So I have a used Audi car database from Kaggle.
Here is what my code looks like to import the dataset:
### headers ###
import pandas as pd
import numpy as np
import matplotlib.pyplot as plt
### path name ###
data_file_pathname = "etc.."
### import ###
my_data_frame = pd.read_csv(data_file_pathname, sep=",", header=0)
### preview of dataset ###
print(my_data_frame.head())
model year price transmission mileage fuelType tax mpg engineSize
0 A1 2017 12500 Manual 15735 Petrol 150 55.4 1.4
1 A6 2016 16500 Automatic 36203 Diesel 20 64.2 2.0
2 A1 2016 11000 Manual 29946 Petrol 30 55.4 1.4
3 A4 2017 16800 Automatic 25952 Diesel 145 67.3 2.0
4 A3 2019 17300 Manual 1998 Petrol 145 49.6 1.0
The years range from 1997 to 2021 and I have 3 fuelTypes (Petrol, Diesel and Hybrid). What I want is dataset with fuelType percentages per year.
Example:
year fuel percentage
2003 Petrol 20.00
Diesel 65.00
Hybrid 15.00
So far I've managed to get the number of cars, per fuelType, per year and I'm not even sure of how I did it so... Here is the code for that:
Fuel_Year = my_data_frame.groupby(['year', 'fuelType'])
df = pd.concat([Fuel_Year.fuelType.count()], axis=1, keys="Counts")
print(df)
C
year fuelType
1997 Petrol 1
1998 Petrol 1
2002 Petrol 2
2003 Diesel 4
Petrol 2
2004 Diesel 1
Petrol 4
2005 Diesel 2
Petrol 5
2006 Diesel 3
Petrol 6
2007 Diesel 7
Petrol 9
I've tried different things and landed on the transform('sum') function on many web pages I checked, but this hasn't been a success for me.

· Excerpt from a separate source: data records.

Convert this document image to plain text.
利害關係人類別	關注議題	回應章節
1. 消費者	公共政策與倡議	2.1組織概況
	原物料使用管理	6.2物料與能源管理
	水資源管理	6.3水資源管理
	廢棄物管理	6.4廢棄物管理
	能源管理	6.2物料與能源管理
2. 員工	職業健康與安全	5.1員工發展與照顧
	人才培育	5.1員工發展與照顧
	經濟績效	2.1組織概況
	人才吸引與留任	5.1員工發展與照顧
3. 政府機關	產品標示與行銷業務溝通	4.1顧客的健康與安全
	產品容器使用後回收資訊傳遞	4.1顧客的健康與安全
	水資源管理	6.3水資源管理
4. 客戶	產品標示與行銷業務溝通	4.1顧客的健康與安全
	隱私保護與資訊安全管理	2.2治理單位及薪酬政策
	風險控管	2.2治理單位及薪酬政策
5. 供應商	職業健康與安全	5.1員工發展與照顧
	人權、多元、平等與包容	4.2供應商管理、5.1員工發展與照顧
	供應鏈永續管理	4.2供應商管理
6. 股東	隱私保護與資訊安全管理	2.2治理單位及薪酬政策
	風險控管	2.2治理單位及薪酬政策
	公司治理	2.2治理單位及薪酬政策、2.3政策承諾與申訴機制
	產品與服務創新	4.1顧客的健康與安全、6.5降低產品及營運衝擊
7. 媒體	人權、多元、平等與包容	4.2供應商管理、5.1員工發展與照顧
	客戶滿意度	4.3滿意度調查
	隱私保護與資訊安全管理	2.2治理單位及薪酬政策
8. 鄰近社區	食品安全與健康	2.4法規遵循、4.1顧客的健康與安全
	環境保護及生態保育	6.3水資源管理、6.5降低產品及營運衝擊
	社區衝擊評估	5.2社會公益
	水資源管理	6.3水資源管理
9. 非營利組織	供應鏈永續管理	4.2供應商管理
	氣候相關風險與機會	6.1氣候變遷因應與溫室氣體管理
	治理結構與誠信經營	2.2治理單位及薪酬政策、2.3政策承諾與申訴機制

My ultimate goal with this is to create some sort of stacked histogram plot with the years on the x-axis and percentages on the y-axis to show evolution of fuelType per year.
Could anybody please help me find the proper code to generate a column for fuelType percentages per year?
Thank you very much! :)
CodePudding user response:
df.groupby(['year'])['fuelType'].value_counts(normalize=True) * 100
year fuelType
2016 Diesel 50.0
Petrol 50.0
2017 Diesel 50.0
Petrol 50.0
2019 Petrol 100.0
Name: fuelType, dtype: float64
CodePudding user response:
You could leverage the value_counts() function of pandas dataframe for this purpose. It will be handy for you in many situations.
round((df.groupby(['year'])['fuelType'].value_counts()/df.groupby('year')['fuelType'].count()) * 100,2)
year fuelType
1997 Petrol 100.00
1998 Petrol 100.00
2002 Petrol 100.00
2003 Diesel 66.67
Petrol 33.33
2004 Petrol 80.00
Diesel 20.00
2005 Petrol 71.43
Diesel 28.57
2006 Petrol 66.67
Diesel 33.33
Please let me know in case of any queries. Cheers!